Birthmark answered 9/10, 2017 at 14:21 Comment(4)
The low level RestClient is thread safe according to Elasticsearch's docs. What should I look for in the logs?Semblable
He's using @Autowired already and the RestClient is created once in the configuration bean.Korwin
Then, is the SearchController instantiated only once? If not, why don't you have restClient as static if it is a singleton?Birthmark
@Semblable In the application logs, after an HTTP request you should see that a new connection thread pool is initiated. If not, then your application might leak resources in another place.Birthmark
T
1

From your stacktrace, it appears that embedded tomcat(your application container) is not longer able to accept new connection due to too many open files error. From your code, elasticsearch rest client does not seems problematic.

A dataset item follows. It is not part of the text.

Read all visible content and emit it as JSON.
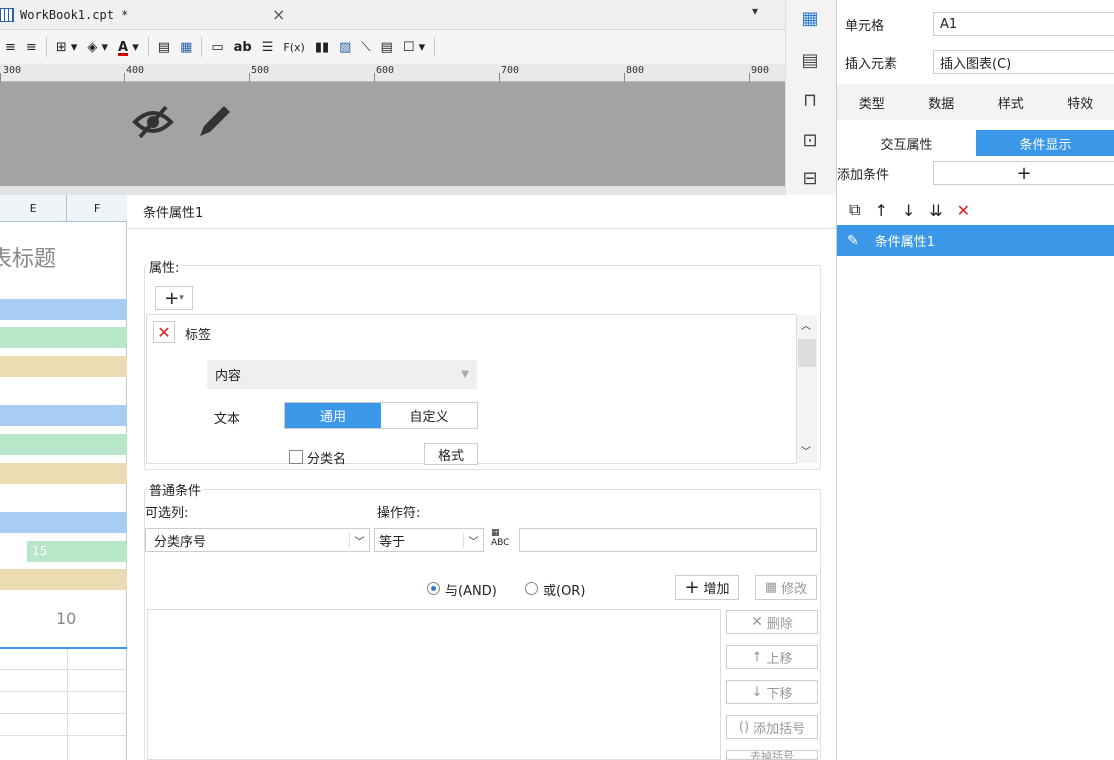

Since you are re-using the single instance of RestClient while servicing your search request, there may not be more more than 30 (org.elasticsearch.client.RestClientBuilder.DEFAULT_MAX_CONN_TOTAL) open connections with ES cluster. So it is unlikely that RestClient it is causing the issue.

Other potential root cause may be your service's consumer are keeping connection open for longer time with your (tomcat) server or they are not closing connection properly.

Do I need to explicitly put a finally clause inside the SearchController and close the RestClient connection explicitly?

No. You shouldn't. Rest client should be closed while bringing down your service(in a @PreDestroy method as you are already doing correctly).